It is a curious thing writing
a blog. It serves both as a window
(however draped) into my life and my muddled thoughts and as a diary of sorts
for me to look back on and remember more acutely and possibly more accurately,
the events that have led to this point in time.
It can also be hard to come up with topics to discuss when life can at
times prove fairly rote and, dare I say it, ordinary. This isn’t a bad thing for the purposes of
actual life, as no one really wants to whipsaw from crisis to crisis, but it
can make it hard to document without a degree of tedium shrouding every
word.
While I think it fascinating
that we have put together an actual garden with actual growing things in it, it
doesn’t exactly lend itself to the written page. While I feel accomplished every time I put
together something that works well for our house (our new bench!) or fix
things, it translates poorly here.
Hence, the general lack of new text appearing on this site.
Speaking of tedium, work
remains remarkably staid. Still little
to no help here in the clinic and, conversely, they seem to have little need of
my assistance in the hospital. So, when
the load is light, I am left largely to myself.

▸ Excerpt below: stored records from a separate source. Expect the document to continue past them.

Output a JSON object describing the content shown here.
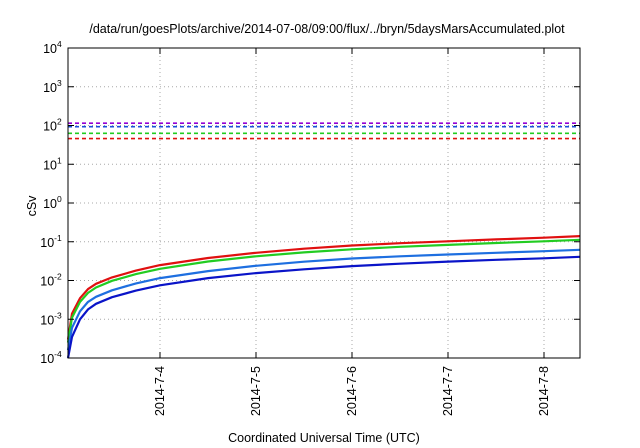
{
  "chart_data": {
    "type": "line",
    "title": "/data/run/goesPlots/archive/2014-07-08/09:00/flux/../bryn/5daysMarsAccumulated.plot",
    "xlabel": "Coordinated Universal Time (UTC)",
    "ylabel": "cSv",
    "yscale": "log",
    "ylim": [
      0.0001,
      10000
    ],
    "xlim": [
      "2014-07-03T01:00",
      "2014-07-08T09:00"
    ],
    "grid": true,
    "yticks": [
      {
        "base": "10",
        "exp": "-4",
        "value": 0.0001
      },
      {
        "base": "10",
        "exp": "-3",
        "value": 0.001
      },
      {
        "base": "10",
        "exp": "-2",
        "value": 0.01
      },
      {
        "base": "10",
        "exp": "-1",
        "value": 0.1
      },
      {
        "base": "10",
        "exp": "0",
        "value": 1
      },
      {
        "base": "10",
        "exp": "1",
        "value": 10
      },
      {
        "base": "10",
        "exp": "2",
        "value": 100
      },
      {
        "base": "10",
        "exp": "3",
        "value": 1000
      },
      {
        "base": "10",
        "exp": "4",
        "value": 10000
      }
    ],
    "xticks": [
      {
        "label": "2014-7-4",
        "value": "2014-07-04T00:00"
      },
      {
        "label": "2014-7-5",
        "value": "2014-07-05T00:00"
      },
      {
        "label": "2014-7-6",
        "value": "2014-07-06T00:00"
      },
      {
        "label": "2014-7-7",
        "value": "2014-07-07T00:00"
      },
      {
        "label": "2014-7-8",
        "value": "2014-07-08T00:00"
      }
    ],
    "thresholds": [
      {
        "value": 115,
        "color": "#9400d3",
        "style": "dashed"
      },
      {
        "value": 93,
        "color": "#1a4fd8",
        "style": "dashed"
      },
      {
        "value": 63,
        "color": "#22cc22",
        "style": "dashed"
      },
      {
        "value": 46,
        "color": "#e01010",
        "style": "dashed"
      }
    ],
    "series": [
      {
        "color": "#e01010",
        "x": [
          "2014-07-03T01:00",
          "2014-07-03T02:00",
          "2014-07-03T04:00",
          "2014-07-03T06:00",
          "2014-07-03T08:00",
          "2014-07-03T12:00",
          "2014-07-03T18:00",
          "2014-07-04T00:00",
          "2014-07-04T12:00",
          "2014-07-05T00:00",
          "2014-07-05T12:00",
          "2014-07-06T00:00",
          "2014-07-06T12:00",
          "2014-07-07T00:00",
          "2014-07-07T12:00",
          "2014-07-08T00:00",
          "2014-07-08T09:00"
        ],
        "y": [
          0.0003,
          0.0014,
          0.0035,
          0.006,
          0.0082,
          0.012,
          0.018,
          0.025,
          0.038,
          0.052,
          0.066,
          0.08,
          0.092,
          0.103,
          0.115,
          0.127,
          0.14
        ]
      },
      {
        "color": "#22cc22",
        "x": [
          "2014-07-03T01:00",
          "2014-07-03T02:00",
          "2014-07-03T04:00",
          "2014-07-03T06:00",
          "2014-07-03T08:00",
          "2014-07-03T12:00",
          "2014-07-03T18:00",
          "2014-07-04T00:00",
          "2014-07-04T12:00",
          "2014-07-05T00:00",
          "2014-07-05T12:00",
          "2014-07-06T00:00",
          "2014-07-06T12:00",
          "2014-07-07T00:00",
          "2014-07-07T12:00",
          "2014-07-08T00:00",
          "2014-07-08T09:00"
        ],
        "y": [
          0.00025,
          0.0011,
          0.0028,
          0.0048,
          0.0066,
          0.0098,
          0.0146,
          0.02,
          0.031,
          0.042,
          0.053,
          0.064,
          0.074,
          0.083,
          0.093,
          0.103,
          0.112
        ]
      },
      {
        "color": "#1e6fe0",
        "x": [
          "2014-07-03T01:00",
          "2014-07-03T02:00",
          "2014-07-03T04:00",
          "2014-07-03T06:00",
          "2014-07-03T08:00",
          "2014-07-03T12:00",
          "2014-07-03T18:00",
          "2014-07-04T00:00",
          "2014-07-04T12:00",
          "2014-07-05T00:00",
          "2014-07-05T12:00",
          "2014-07-06T00:00",
          "2014-07-06T12:00",
          "2014-07-07T00:00",
          "2014-07-07T12:00",
          "2014-07-08T00:00",
          "2014-07-08T09:00"
        ],
        "y": [
          0.00016,
          0.0006,
          0.0016,
          0.0028,
          0.0038,
          0.0056,
          0.0084,
          0.0115,
          0.0175,
          0.024,
          0.0305,
          0.037,
          0.042,
          0.047,
          0.052,
          0.057,
          0.062
        ]
      },
      {
        "color": "#0a14c8",
        "x": [
          "2014-07-03T01:00",
          "2014-07-03T02:00",
          "2014-07-03T04:00",
          "2014-07-03T06:00",
          "2014-07-03T08:00",
          "2014-07-03T12:00",
          "2014-07-03T18:00",
          "2014-07-04T00:00",
          "2014-07-04T12:00",
          "2014-07-05T00:00",
          "2014-07-05T12:00",
          "2014-07-06T00:00",
          "2014-07-06T12:00",
          "2014-07-07T00:00",
          "2014-07-07T12:00",
          "2014-07-08T00:00",
          "2014-07-08T09:00"
        ],
        "y": [
          0.0001,
          0.00035,
          0.001,
          0.0018,
          0.0025,
          0.0037,
          0.0055,
          0.0075,
          0.0115,
          0.0155,
          0.0195,
          0.0235,
          0.0272,
          0.0308,
          0.0342,
          0.0375,
          0.041
        ]
      }
    ]
  }
}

Plus, now that wound care is no longer here, I am literally by myself. I suppose I ought not complain about being
paid for being available to work rather than actually working, I can’t help but
feel like I would just as soon be sent home so that I can be productive doing
something else. That said, I suppose we
need the money more now than we need the lawn looking especially well tended
and, much as I would like to have them done, there are few things on the to-do
list that can’t stand to wait another day or week or month. Plus, these are the kind of days that make up
for the ones that you barely get lunch and never get your breaks.
The rumor mill continues to
grind the grist of a dozen conjectures.
They are interviewing someone from Colorado! They have hired someone already! They have 3 viable candidates! They have no viable candidates! We will have a director soon! They are going to hire a manager
instead! They are going to hire both! And on and on they go. As with all else, I will post when events
warrant. Until then, assume like I do
that nothing is in the offing...and you will most likely be correct.
Tia continues to have her
sleep troubles. It has got to be
infuriating knowing that it is just the beginning of such occurrences. Some people say it is the body preparing for
the lack of sleep to come. But, if I
knew I was going to be fasting tomorrow, you can be sure I would eat as much as
possible tonight. I would think the body
would do the same. All I know is that I
feel badly for her. On little sleep, I
am clumsy, grouchy, and overall brain addled.
It is like, well, like most Mondays really.